4. Adherence to the manual: 1 ‐ Adequate: there is evidence that the investigators have checked adherence to the manual during the period of study via direct observations, tape recording or supervisory processes that explicitly state adherence to the manual; 0 ‐ Inadequate: no evidence of adherence checks reported.

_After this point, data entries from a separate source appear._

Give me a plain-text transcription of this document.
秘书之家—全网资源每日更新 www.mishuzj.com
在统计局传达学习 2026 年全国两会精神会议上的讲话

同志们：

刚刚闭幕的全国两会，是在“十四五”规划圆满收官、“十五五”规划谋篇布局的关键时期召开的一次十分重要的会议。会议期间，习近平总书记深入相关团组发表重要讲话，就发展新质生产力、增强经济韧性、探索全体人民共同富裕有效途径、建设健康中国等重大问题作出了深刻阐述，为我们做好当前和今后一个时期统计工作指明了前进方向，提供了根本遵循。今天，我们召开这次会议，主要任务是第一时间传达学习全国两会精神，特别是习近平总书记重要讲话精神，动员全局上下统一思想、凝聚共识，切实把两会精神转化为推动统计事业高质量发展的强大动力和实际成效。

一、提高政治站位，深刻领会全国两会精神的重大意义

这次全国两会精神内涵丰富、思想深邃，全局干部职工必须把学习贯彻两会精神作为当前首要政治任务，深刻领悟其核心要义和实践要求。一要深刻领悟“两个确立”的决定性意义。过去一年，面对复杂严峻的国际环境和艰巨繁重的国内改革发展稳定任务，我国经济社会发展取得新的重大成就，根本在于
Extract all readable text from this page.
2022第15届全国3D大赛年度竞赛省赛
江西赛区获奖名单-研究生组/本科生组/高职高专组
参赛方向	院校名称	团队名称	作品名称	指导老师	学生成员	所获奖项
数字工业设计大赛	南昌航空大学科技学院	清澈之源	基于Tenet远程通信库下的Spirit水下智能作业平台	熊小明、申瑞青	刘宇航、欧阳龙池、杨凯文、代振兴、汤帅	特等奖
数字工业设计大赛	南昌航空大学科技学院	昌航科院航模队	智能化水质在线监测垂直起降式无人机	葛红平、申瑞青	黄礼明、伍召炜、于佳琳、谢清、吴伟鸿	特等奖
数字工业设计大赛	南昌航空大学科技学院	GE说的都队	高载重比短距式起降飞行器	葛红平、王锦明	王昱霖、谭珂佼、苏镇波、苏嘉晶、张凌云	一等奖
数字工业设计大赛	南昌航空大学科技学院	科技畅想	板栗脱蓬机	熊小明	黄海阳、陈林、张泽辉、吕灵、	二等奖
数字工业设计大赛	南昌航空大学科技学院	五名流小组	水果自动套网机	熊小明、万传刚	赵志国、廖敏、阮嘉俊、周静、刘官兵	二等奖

5. Therapist training: 2 ‐ Adequate: there is documentation of explicit training for the treatment of the trial; 1 ‐ Partial: the general level of therapist training is reported and is adequate (professionally qualified) but there is no mention of explicit training for the trial; 0 ‐ Inadequate: there is no convincing evidence that the therapists have an adequate level of training (e.g. graduate level) or explicit training for the trial.
6. Client Engagement: 1 ‐ Adequate: documented that evidence of engagement was sought e.g. checks on homework were made, skills practice in sessions; 0 – inadequate: no evidence that checks were made on level of engagement.